After a three-year absence, her Met breakthrough came in February 1965, when she sang her first Aïda. That October in DON CARLO she stepped way up from the Celestial Voice to Elizabeth of Valois.
In all, she would sing some 200 performances at the Met. Today, Ms. Arroyo still contributes to opera by running the Martina Arroyo Foundation, which presents young singers in thoroughly prepared and staged productions of central repertory works. She remains an inspiring role model to emerging artists.”
THE NEW YORK TIMES, 16 February, 2016
"The great soprano Martina Arroyo enjoyed an unparalleled career on the international stages of opera houses that lasted from the 1960s to the 1980s. Coming from a mixed African-American and Puerto Rican background, she was one of the early singers in the opera world to cross the racial line. Her youthful, dramatic soprano made her an ideal Verdi and Puccini heroine but she could also draw upon the dark, lyrical qualities of her voice to beautifully interpret intimate songs. In this Schwetzingen Festival recital she was at the height of her vocal abilities."

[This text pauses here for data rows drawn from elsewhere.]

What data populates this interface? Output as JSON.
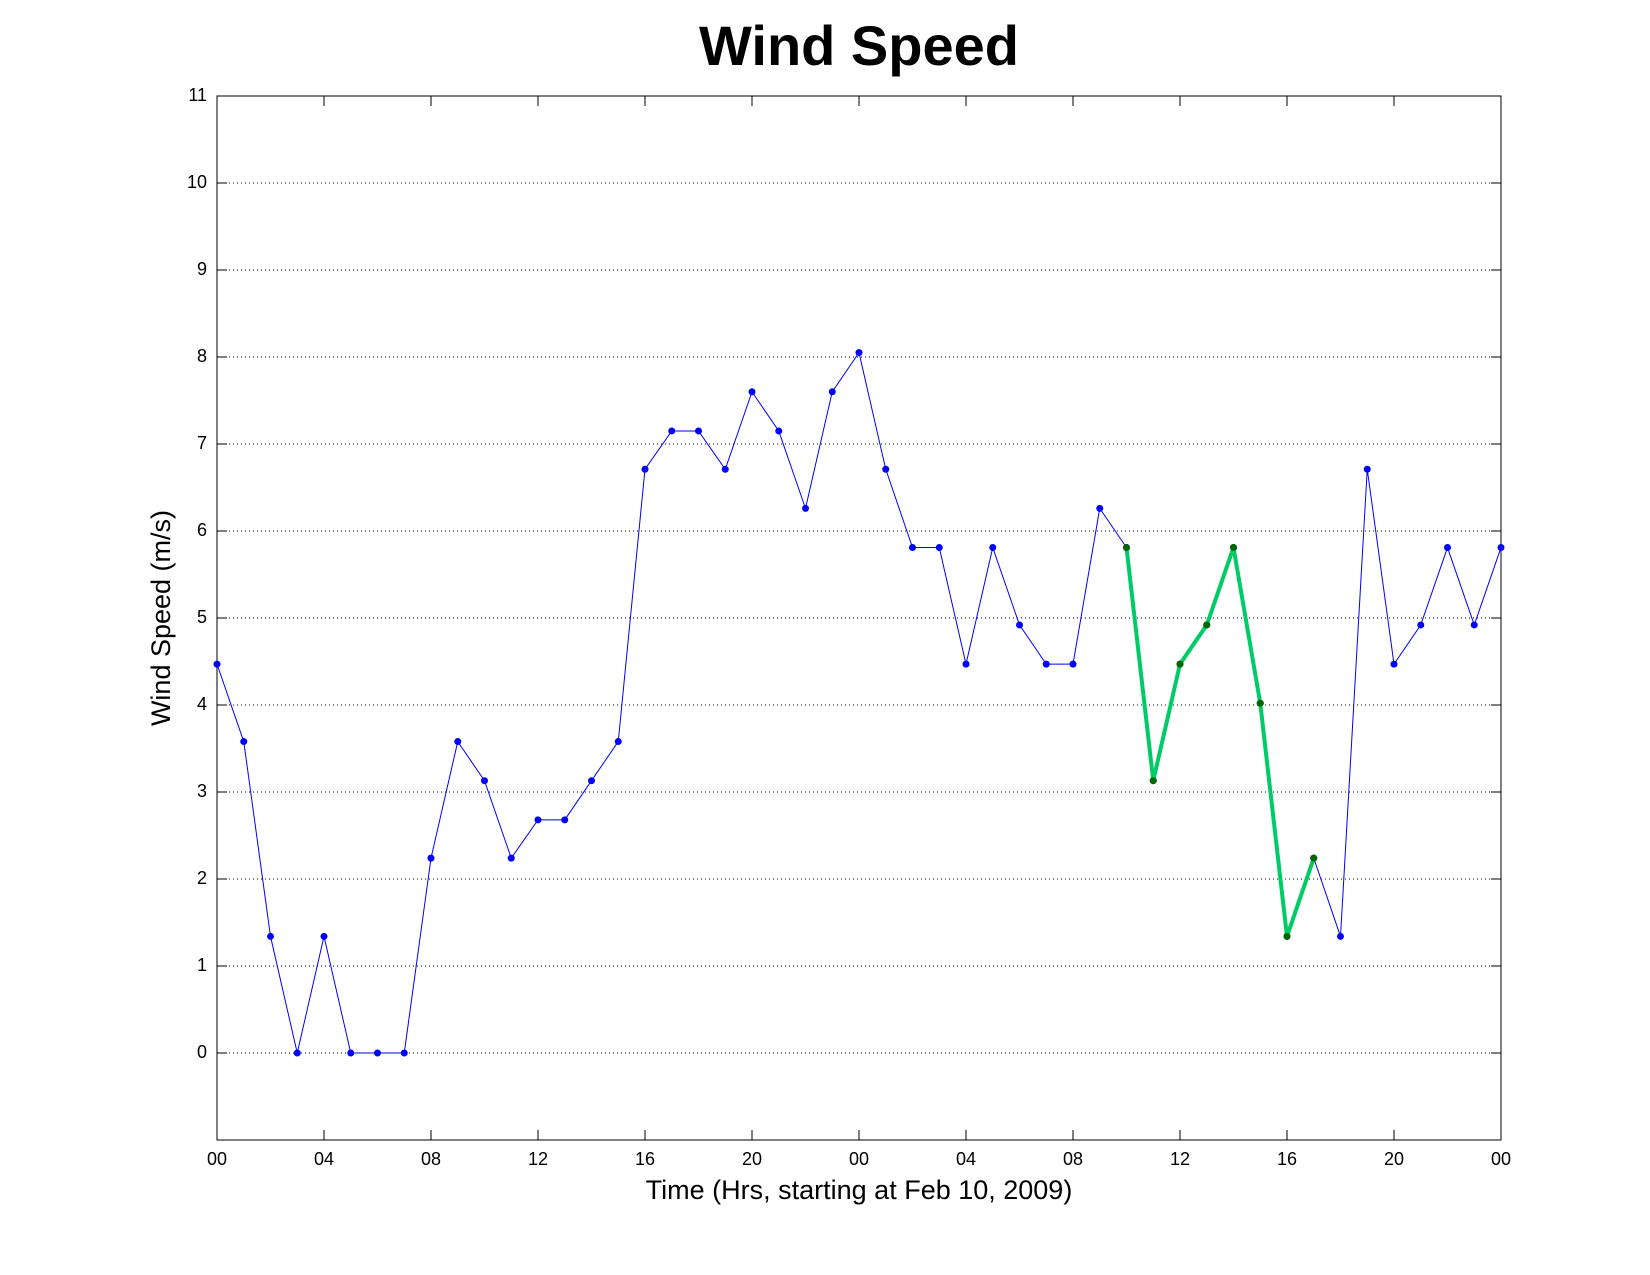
{
  "chart_data": {
    "type": "line",
    "title": "Wind Speed",
    "x_label": "Time (Hrs, starting at Feb 10, 2009)",
    "y_label": "Wind Speed (m/s)",
    "xlim": [
      0,
      48
    ],
    "ylim": [
      -1,
      11
    ],
    "xticks": [
      {
        "value": 0,
        "label": "00"
      },
      {
        "value": 4,
        "label": "04"
      },
      {
        "value": 8,
        "label": "08"
      },
      12,
      16,
      20,
      {
        "value": 24,
        "label": "00"
      },
      {
        "value": 28,
        "label": "04"
      },
      {
        "value": 32,
        "label": "08"
      },
      {
        "value": 36,
        "label": "12"
      },
      {
        "value": 40,
        "label": "16"
      },
      {
        "value": 44,
        "label": "20"
      },
      {
        "value": 48,
        "label": "00"
      }
    ],
    "yticks": [
      0,
      1,
      2,
      3,
      4,
      5,
      6,
      7,
      8,
      9,
      10,
      11
    ],
    "grid": true,
    "series": [
      {
        "color": "#0000ff",
        "marker_color": "#0000ff",
        "width": 1,
        "x": [
          0,
          1,
          2,
          3,
          4,
          5,
          6,
          7,
          8,
          9,
          10,
          11,
          12,
          13,
          14,
          15,
          16,
          17,
          18,
          19,
          20,
          21,
          22,
          23,
          24,
          25,
          26,
          27,
          28,
          29,
          30,
          31,
          32,
          33,
          34,
          35,
          36,
          37,
          38,
          39,
          40,
          41,
          42,
          43,
          44,
          45,
          46,
          47,
          48
        ],
        "values": [
          4.47,
          3.58,
          1.34,
          0,
          1.34,
          0,
          0,
          0,
          2.24,
          3.58,
          3.13,
          2.24,
          2.68,
          2.68,
          3.13,
          3.58,
          6.71,
          7.15,
          7.15,
          6.71,
          7.6,
          7.15,
          6.26,
          7.6,
          8.05,
          6.71,
          5.81,
          5.81,
          4.47,
          5.81,
          4.92,
          4.47,
          4.47,
          6.26,
          5.81,
          3.13,
          4.47,
          4.92,
          5.81,
          4.02,
          1.34,
          2.24,
          1.34,
          6.71,
          4.47,
          4.92,
          5.81,
          4.92,
          5.81
        ]
      },
      {
        "color": "#00cc66",
        "marker_color": "#006600",
        "width": 4,
        "x": [
          34,
          35,
          36,
          37,
          38,
          39,
          40,
          41
        ],
        "values": [
          5.81,
          3.13,
          4.47,
          4.92,
          5.81,
          4.02,
          1.34,
          2.24
        ]
      }
    ]
  }
}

"One of the most enduring and memorable discoveries of my early opera-going years was this outstanding soprano, Martina Arroyo. Having heard her in recital, in concert and at the 'old' and the 'new' Met, in a great variety of repertoire, I can attest to her magnificence in any material she chose to sing, and that if it hadn't been for the Met's and Leontyne Price's iron grip on Aïda, Arroyo would have reigned universally supreme in this rôle. Price’s shimmering top, especially early in her career, was indeed unforgettable, but Arroyo had that as well, combined with a beautifully aligned voice and a true Verdi line. Whether it was in Verdi, Puccini, von Weber or Barber, she truly had the voice and style for it all!”